Pada tahun ini, menurut analisis BMKG, fenomena itu telah mengakibatkan kemarau di 63 persen wilayah Indonesia, termasuk Sumatra, Jawa, Bali, NTB, NTT, Kalimantan, Sulawesi Selatan, dan Papua Selatan. “Diperkirakan musim kemarau ini akan lebih kering dibandingkan tiga tahun sebelumnya,” ucap Fachri.
Kendati fenomena El Nino diprediksi akan bertahan hingga akhir tahun 2023. Namun sebagian wilayah Indonesia akan mulai memasuki musim hujan mulai Oktober mendatang.
“Oktober sebagian wilayah Indonesia sudah mulai ada yang hujan seperti Sumatra. Tapi Bali, Nusa Tenggara Barat, Nusa Tenggara Timur, dan Jawa terutama bagian timur itu masih kemarau,” ungkap Fachri.
Dampak a El Nino di Indonesia, atau di wilayah lain, biasanya dicirikan oleh kekeringan dan kebakaran hutan dan lahan (karhutla). Badan Nasional Penanggulangan Bencana (BNPB) pun menyiapkan sejumlah langkah dalam mengantisipasinya.
“Dalam langkah mengatasi kekeringan kami memberikan imbauan kepada daerah-daerah untuk memastikan ketersediaan air khususnya di daerah-daerah yang biasanya timbul kekeringan. Mumpung sekarang masih bisa mendatangkan hujan,” ujar Kepala BNPB, Letjen TNI Suharyanto.

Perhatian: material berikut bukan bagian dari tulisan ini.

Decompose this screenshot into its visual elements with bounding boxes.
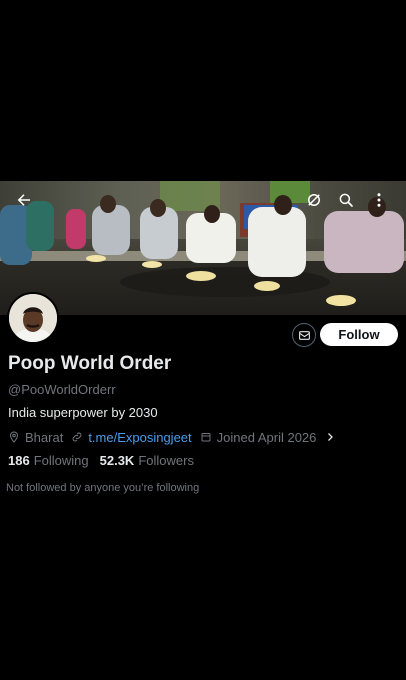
avatar-image (9, 294, 57, 342)
followers-label: Followers (138, 453, 194, 468)
refresh-icon (308, 194, 320, 206)
link-text[interactable]: t.me/Exposingjeet (88, 430, 191, 445)
join-date-text: Joined April 2026 (216, 429, 317, 445)
profile-screen: Follow Poop World Order @PooWorldOrderr … (0, 0, 406, 680)
chevron-right-icon (328, 433, 334, 441)
follow-stats: 186 Following 52.3K Followers (8, 453, 205, 468)
avatar[interactable] (7, 292, 59, 344)
search-icon (339, 193, 353, 207)
profile-meta-row: Bharat t.me/Exposingjeet Joined April 20… (8, 429, 349, 445)
followed-by-text: Not followed by anyone you’re following (6, 482, 200, 494)
arrow-left-icon (17, 194, 30, 206)
banner-food (86, 255, 106, 262)
profile-link[interactable]: t.me/Exposingjeet (71, 430, 192, 445)
banner-person (248, 207, 306, 277)
calendar-icon (201, 433, 211, 442)
location-text: Bharat (25, 429, 64, 445)
banner-food (186, 271, 216, 281)
banner-person (66, 209, 86, 249)
banner-head (100, 195, 116, 213)
user-handle: @PooWorldOrderr (8, 382, 116, 397)
banner-head (204, 205, 220, 223)
banner-person (92, 205, 130, 255)
following-label: Following (33, 453, 89, 468)
banner-person (324, 211, 404, 273)
location-pin-icon (9, 431, 19, 443)
link-icon (72, 432, 82, 442)
more-vertical-icon (377, 193, 381, 207)
follow-button[interactable]: Follow (320, 323, 398, 346)
banner-head (150, 199, 166, 217)
following-stat[interactable]: 186 Following (8, 453, 89, 468)
search-button[interactable] (335, 189, 357, 211)
back-button[interactable] (13, 189, 35, 211)
banner-head (274, 195, 292, 215)
meta-expand[interactable] (324, 431, 341, 443)
envelope-icon (298, 330, 310, 340)
join-date: Joined April 2026 (200, 429, 317, 445)
banner-food (326, 295, 356, 306)
more-button[interactable] (368, 189, 390, 211)
banner-food (142, 261, 162, 268)
message-button[interactable] (292, 323, 316, 347)
refresh-button[interactable] (303, 189, 325, 211)
banner-food (254, 281, 280, 291)
followers-stat[interactable]: 52.3K Followers (100, 453, 194, 468)
followers-count: 52.3K (99, 453, 135, 468)
following-count: 186 (8, 453, 30, 468)
bio-text: India superpower by 2030 (8, 405, 158, 420)
display-name: Poop World Order (8, 353, 172, 374)
location: Bharat (8, 430, 63, 445)
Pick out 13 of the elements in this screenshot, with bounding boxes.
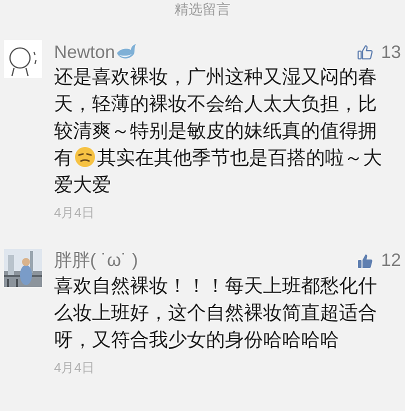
avatar-drawing (4, 40, 42, 78)
like-count: 13 (380, 40, 401, 64)
emoji-icon (74, 146, 96, 168)
comment-date: 4月4日 (54, 358, 94, 376)
user-name[interactable]: 胖胖( ˙ω˙ ) (54, 247, 138, 274)
like-count: 12 (380, 249, 401, 272)
thumbs-up-icon[interactable] (356, 44, 373, 60)
comment-date: 4月4日 (54, 204, 94, 222)
user-name[interactable]: Newton (54, 38, 116, 66)
thumbs-up-icon[interactable] (356, 252, 373, 268)
section-title: 精选留言 (174, 0, 232, 19)
comment-text: 还是喜欢裸妆，广州这种又湿又闷的春天，轻薄的裸妆不会给人太大负担，比较清爽～特别是敏皮的妹纸真的值得拥有 其实在其他季节也是百搭的啦～大爱大爱 (54, 66, 383, 198)
comment-text: 喜欢自然裸妆！！！每天上班都愁化什么妆上班好，这个自然裸妆简直超适合呀，又符合我少女的身份哈哈哈哈 (54, 274, 378, 352)
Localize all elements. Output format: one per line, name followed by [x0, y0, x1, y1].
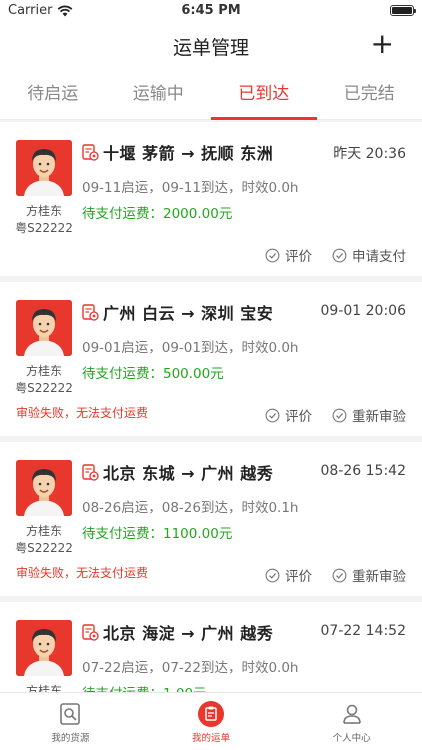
- pending-fee: 待支付运费：500.00元: [82, 366, 224, 382]
- reverify-button[interactable]: 重新审验: [332, 565, 406, 585]
- driver-name: 方桂东: [25, 204, 62, 218]
- request-payment-button[interactable]: 申请支付: [332, 245, 406, 265]
- waybill-icon: [198, 701, 224, 727]
- order-date: 08-26 15:42: [320, 463, 406, 479]
- add-order-button[interactable]: +: [371, 30, 394, 58]
- nav-bar: 运单管理 +: [0, 22, 422, 70]
- trip-info: 09-11启运，09-11到达，时效0.0h: [82, 180, 299, 196]
- trip-info: 09-01启运，09-01到达，时效0.0h: [82, 340, 299, 356]
- trip-info: 07-22启运，07-22到达，时效0.0h: [82, 660, 299, 676]
- tabbar-label: 我的运单: [192, 733, 231, 744]
- tabbar-my-cargo[interactable]: 我的货源: [0, 693, 141, 750]
- route-text: 北京 东城 → 广州 越秀: [103, 464, 274, 483]
- rate-button[interactable]: 评价: [265, 565, 312, 585]
- driver-name: 方桂东: [25, 524, 62, 538]
- status-tabs: 待启运 运输中 已到达 已完结: [0, 70, 422, 120]
- page-title: 运单管理: [172, 37, 249, 59]
- check-circle-icon: [332, 248, 347, 262]
- cargo-search-icon: [60, 703, 81, 725]
- driver-avatar: [16, 300, 72, 356]
- pending-fee: 待支付运费：1.00元: [82, 682, 207, 692]
- pending-fee: 待支付运费：2000.00元: [82, 206, 233, 222]
- route-text: 十堰 茅箭 → 抚顺 东洲: [103, 144, 274, 163]
- tabbar-label: 个人中心: [332, 733, 371, 744]
- driver-plate: 粤S22222: [15, 221, 73, 235]
- driver-name: 方桂东: [25, 364, 62, 378]
- driver-avatar: [16, 620, 72, 676]
- order-card[interactable]: 方桂东 粤S22222 十堰 茅箭 → 抚顺 东洲 昨天 20:36 09-11…: [0, 122, 422, 276]
- check-circle-icon: [265, 408, 280, 422]
- rate-label: 评价: [285, 569, 312, 585]
- rate-label: 评价: [285, 249, 312, 265]
- tab-in-transit[interactable]: 运输中: [106, 70, 212, 119]
- tabbar-my-waybills[interactable]: 我的运单: [141, 693, 282, 750]
- status-bar: Carrier 6:45 PM: [0, 0, 422, 22]
- request-payment-label: 申请支付: [352, 249, 406, 265]
- tab-completed[interactable]: 已完结: [317, 70, 422, 119]
- driver-avatar: [16, 460, 72, 516]
- waybill-document-icon: [82, 304, 99, 321]
- route-text: 广州 白云 → 深圳 宝安: [103, 304, 274, 323]
- waybill-document-icon: [82, 144, 99, 161]
- tab-pending-departure[interactable]: 待启运: [0, 70, 106, 119]
- order-date: 07-22 14:52: [320, 623, 406, 639]
- order-date: 昨天 20:36: [333, 146, 406, 162]
- driver-plate: 粤S22222: [15, 541, 73, 555]
- order-card[interactable]: 方桂东 粤S22222 广州 白云 → 深圳 宝安 09-01 20:06 09…: [0, 282, 422, 436]
- tabbar-label: 我的货源: [51, 733, 90, 744]
- check-circle-icon: [332, 568, 347, 582]
- battery-icon: [390, 5, 416, 16]
- order-list: 方桂东 粤S22222 十堰 茅箭 → 抚顺 东洲 昨天 20:36 09-11…: [0, 122, 422, 692]
- bottom-tabbar: 我的货源 我的运单 个人中心: [0, 692, 422, 750]
- check-circle-icon: [332, 408, 347, 422]
- route-text: 北京 海淀 → 广州 越秀: [103, 624, 274, 643]
- driver-plate: 粤S22222: [15, 381, 73, 395]
- driver-name: 方桂东: [25, 684, 62, 692]
- rate-label: 评价: [285, 409, 312, 425]
- rate-button[interactable]: 评价: [265, 405, 312, 425]
- pending-fee: 待支付运费：1100.00元: [82, 526, 233, 542]
- reverify-button[interactable]: 重新审验: [332, 405, 406, 425]
- reverify-label: 重新审验: [352, 409, 406, 425]
- order-date: 09-01 20:06: [320, 303, 406, 319]
- verification-failed-note: 审验失败，无法支付运费: [16, 406, 149, 420]
- waybill-document-icon: [82, 624, 99, 641]
- waybill-document-icon: [82, 464, 99, 481]
- driver-avatar: [16, 140, 72, 196]
- verification-failed-note: 审验失败，无法支付运费: [16, 566, 149, 580]
- tab-arrived[interactable]: 已到达: [211, 70, 317, 120]
- order-card[interactable]: 方桂东 北京 海淀 → 广州 越秀 07-22 14:52 07-22启运，07…: [0, 602, 422, 692]
- person-icon: [342, 704, 361, 724]
- rate-button[interactable]: 评价: [265, 245, 312, 265]
- reverify-label: 重新审验: [352, 569, 406, 585]
- check-circle-icon: [265, 568, 280, 582]
- status-time: 6:45 PM: [181, 3, 241, 18]
- check-circle-icon: [265, 248, 280, 262]
- order-card[interactable]: 方桂东 粤S22222 北京 东城 → 广州 越秀 08-26 15:42 08…: [0, 442, 422, 596]
- tabbar-profile[interactable]: 个人中心: [281, 693, 422, 750]
- trip-info: 08-26启运，08-26到达，时效0.1h: [82, 500, 299, 516]
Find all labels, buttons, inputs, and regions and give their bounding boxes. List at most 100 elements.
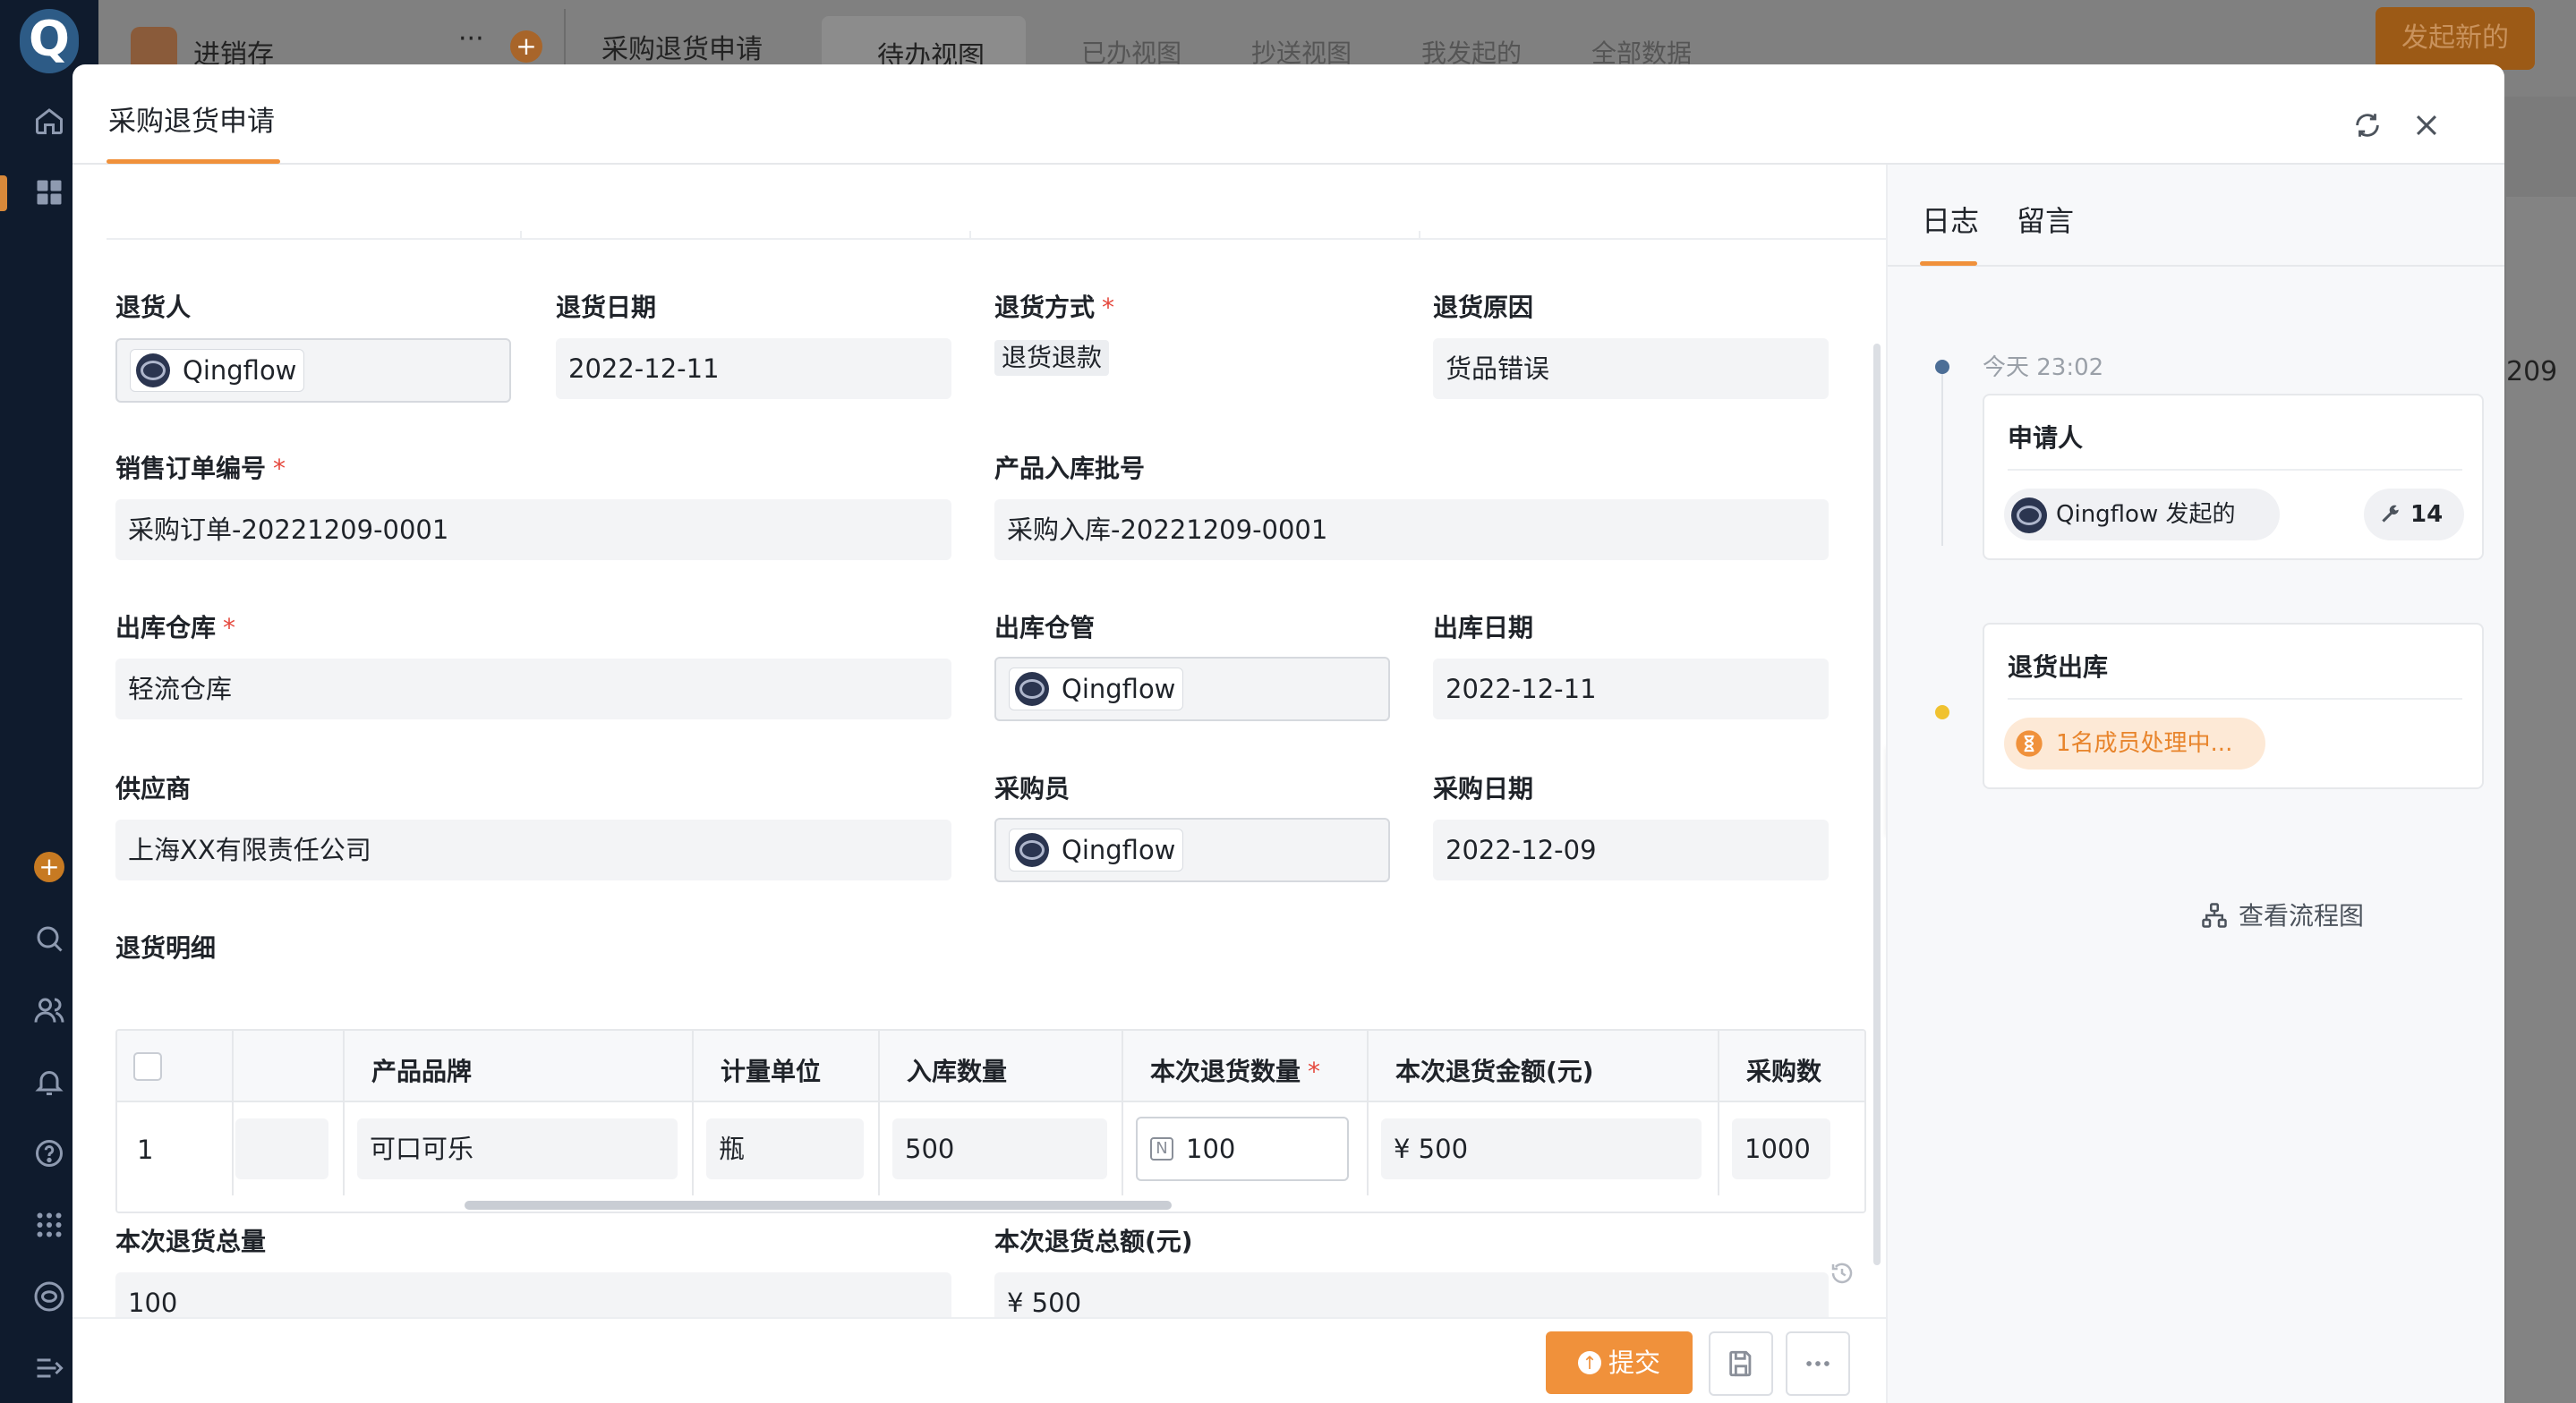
log-panel-tabs: 日志 留言: [1888, 165, 2504, 267]
supplier-label: 供应商: [115, 774, 192, 804]
member-chip[interactable]: Qingflow: [1009, 829, 1184, 872]
avatar: [136, 353, 170, 387]
return-reason-label: 退货原因: [1433, 293, 1534, 322]
inbound-batch-no-label: 产品入库批号: [994, 454, 1146, 483]
card-divider: [2008, 698, 2462, 700]
home-icon[interactable]: [32, 104, 66, 138]
inbound-qty-cell[interactable]: 500: [892, 1118, 1107, 1179]
total-qty-label: 本次退货总量: [115, 1227, 267, 1256]
return-date-label: 退货日期: [556, 293, 657, 322]
record-modal: 采购退货申请 退货人 Qingflow 退货日期 2022-12-11 退货方式…: [73, 64, 2504, 1403]
applicant-badge[interactable]: 14: [2364, 489, 2464, 540]
form-tab-separator: [520, 231, 522, 240]
row-index: 1: [137, 1135, 154, 1165]
col-header-inbound-qty: 入库数量: [907, 1057, 1008, 1086]
wrench-icon: [2382, 505, 2399, 523]
return-method-label: 退货方式 *: [994, 293, 1115, 322]
start-new-button[interactable]: 发起新的: [2376, 7, 2535, 70]
buyer-field[interactable]: Qingflow: [994, 818, 1390, 882]
more-apps-icon[interactable]: [32, 1208, 66, 1242]
col-header-purchase-qty: 采购数: [1746, 1057, 1822, 1086]
topbar-divider: [564, 9, 566, 66]
submit-button[interactable]: ↑ 提交: [1546, 1331, 1693, 1394]
inbound-batch-no-field[interactable]: 采购入库-20221209-0001: [994, 499, 1829, 560]
close-icon[interactable]: [2409, 107, 2444, 143]
hourglass-icon: [2016, 730, 2043, 757]
view-flowchart-link[interactable]: 查看流程图: [2201, 897, 2364, 932]
modal-header: 采购退货申请: [73, 64, 2504, 165]
supplier-field[interactable]: 上海XX有限责任公司: [115, 820, 951, 880]
outbound-warehouse-label: 出库仓库 *: [115, 613, 236, 642]
member-chip[interactable]: Qingflow: [1009, 667, 1184, 710]
bell-icon[interactable]: [32, 1065, 66, 1099]
contacts-icon[interactable]: [32, 993, 66, 1027]
return-date-field[interactable]: 2022-12-11: [556, 338, 951, 399]
applicant-title: 申请人: [2008, 423, 2084, 453]
create-plus-icon[interactable]: +: [34, 852, 64, 882]
timeline-dot: [1935, 705, 1949, 719]
total-amount-label: 本次退货总额(元): [994, 1227, 1193, 1256]
col-header-return-amount: 本次退货金额(元): [1395, 1057, 1594, 1086]
purchase-qty-cell[interactable]: 1000: [1732, 1118, 1830, 1179]
detail-title: 退货明细: [115, 933, 217, 963]
expand-nav-icon[interactable]: [32, 1351, 66, 1385]
background-cell-fragment: 209: [2506, 356, 2558, 387]
save-icon: [1729, 1350, 1752, 1377]
brand-cell[interactable]: 可口可乐: [357, 1118, 678, 1179]
outbound-date-field[interactable]: 2022-12-11: [1433, 659, 1829, 719]
nav-active-indicator: [0, 175, 7, 211]
apps-grid-icon[interactable]: [32, 175, 66, 209]
return-method-tag[interactable]: 退货退款: [994, 340, 1110, 376]
return-qty-input[interactable]: N 100: [1136, 1117, 1349, 1181]
returner-label: 退货人: [115, 293, 192, 322]
column-divider: [1367, 1031, 1369, 1195]
log-panel: 日志 留言 今天 23:02 申请人 Qingflow 发起的 14 退货出库: [1886, 165, 2504, 1403]
purchase-date-field[interactable]: 2022-12-09: [1433, 820, 1829, 880]
help-icon[interactable]: [32, 1136, 66, 1170]
sales-order-no-field[interactable]: 采购订单-20221209-0001: [115, 499, 951, 560]
avatar: [1015, 672, 1049, 706]
column-divider: [343, 1031, 345, 1195]
outbound-warehouse-field[interactable]: 轻流仓库: [115, 659, 951, 719]
app-more-icon[interactable]: ···: [458, 23, 484, 55]
form-area: 退货人 Qingflow 退货日期 2022-12-11 退货方式 * 退货退款 …: [73, 165, 1906, 1382]
outbound-date-label: 出库日期: [1433, 613, 1534, 642]
column-divider: [878, 1031, 880, 1195]
timeline-dot: [1935, 360, 1949, 374]
member-chip[interactable]: Qingflow: [130, 349, 305, 392]
modal-title-underline: [107, 159, 280, 164]
column-divider: [1718, 1031, 1719, 1195]
modal-title[interactable]: 采购退货申请: [108, 98, 275, 139]
app-add-icon[interactable]: +: [510, 30, 542, 63]
table-scrollbar-thumb[interactable]: [465, 1201, 1172, 1210]
more-actions-button[interactable]: [1786, 1331, 1850, 1396]
search-icon[interactable]: [32, 922, 66, 956]
column-divider: [1122, 1031, 1123, 1195]
view-title[interactable]: 采购退货申请: [601, 27, 763, 66]
warehouse-keeper-field[interactable]: Qingflow: [994, 657, 1390, 721]
hidden-column-cell[interactable]: [235, 1118, 328, 1179]
unit-cell[interactable]: 瓶: [706, 1118, 864, 1179]
form-tab-separator: [1419, 231, 1420, 240]
tab-comments[interactable]: 留言: [2017, 199, 2074, 240]
step-status-pill[interactable]: 1名成员处理中...: [2004, 718, 2265, 770]
number-field-icon: N: [1150, 1137, 1173, 1161]
tab-log[interactable]: 日志: [1922, 199, 1979, 240]
history-icon[interactable]: [1829, 1260, 1855, 1287]
save-draft-button[interactable]: [1709, 1331, 1773, 1396]
avatar: [1015, 833, 1049, 867]
returner-field[interactable]: Qingflow: [115, 338, 511, 403]
col-header-unit: 计量单位: [721, 1057, 822, 1086]
timeline-line: [1941, 367, 1943, 546]
form-tab-line: [107, 238, 1906, 240]
user-avatar-icon[interactable]: [32, 1280, 66, 1314]
return-amount-cell[interactable]: ¥ 500: [1381, 1118, 1702, 1179]
avatar: [2011, 497, 2047, 533]
return-reason-field[interactable]: 货品错误: [1433, 338, 1829, 399]
timeline-time: 今天 23:02: [1983, 354, 2104, 381]
refresh-icon[interactable]: [2350, 107, 2385, 143]
form-scrollbar[interactable]: [1873, 344, 1881, 1265]
select-all-checkbox[interactable]: [133, 1052, 162, 1081]
buyer-label: 采购员: [994, 774, 1070, 804]
applicant-pill[interactable]: Qingflow 发起的: [2004, 489, 2280, 540]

Suharyanto juga mengatakan, modifikasi cuaca juga dilakukan pemerintah untuk mendatangkan hujan di wilayah-wilayah yang berpotensi terdampak El Nino. “Kami bekerja sama dengan BMKG, Badan Riset dan Inovasi Nasional (BRIN), Badan Restorasi Gambut dan Mangrove, menggelar operasi teknologi modifikasi cuaca, yaitu mendatangkan hujan untuk mengisi danau, embung, sungai, serta sumur,” jelasnya.
Potensi karhutla akibat dampak El Nino turut menjadi sorotan BNPB. Sesuai Instruksi Presiden No 3 Tahun 2020 tentang Penanggulangan Karhutla ada enam provinsi yang menjadi prioritas yaitu Sumatra Selatan, Riau, Jambi, Kalimantan Barat, Kalimantan Selatan, dan Kalimantan Tengah. Dalam menangani karhutla BNPB telah bersiaga melalui operasi darat.
“Apabila operasi karhutla membesar dan tidak bisa diatasi oleh operasi darat. BNPB menyiapkan langkah terakhir dengan menggelar operasi udara dengan menggunakan helikopter yang melakukan water bombing,” ucap Suharyanto.
Sementara itu secara terpisah, dosen program studi meteorologi dari Institut Teknologi Bandung (ITB) Joko Wiratmo mengatakan dampak El Nino diprediksi bakal lebih banyak dirasakan di Indonesia bagian timur.
“Di Indonesia yang banyak dipengaruhi oleh Samudra Pasifik itu adalah Indonesia bagian timur. Kalau El Nino itu makin ke arah barat relatif berkurang dampaknya. Biasanya El Nino berkaitan dengan curah hujan yang makin menurun atau berkurang bahkan kekeringan,”.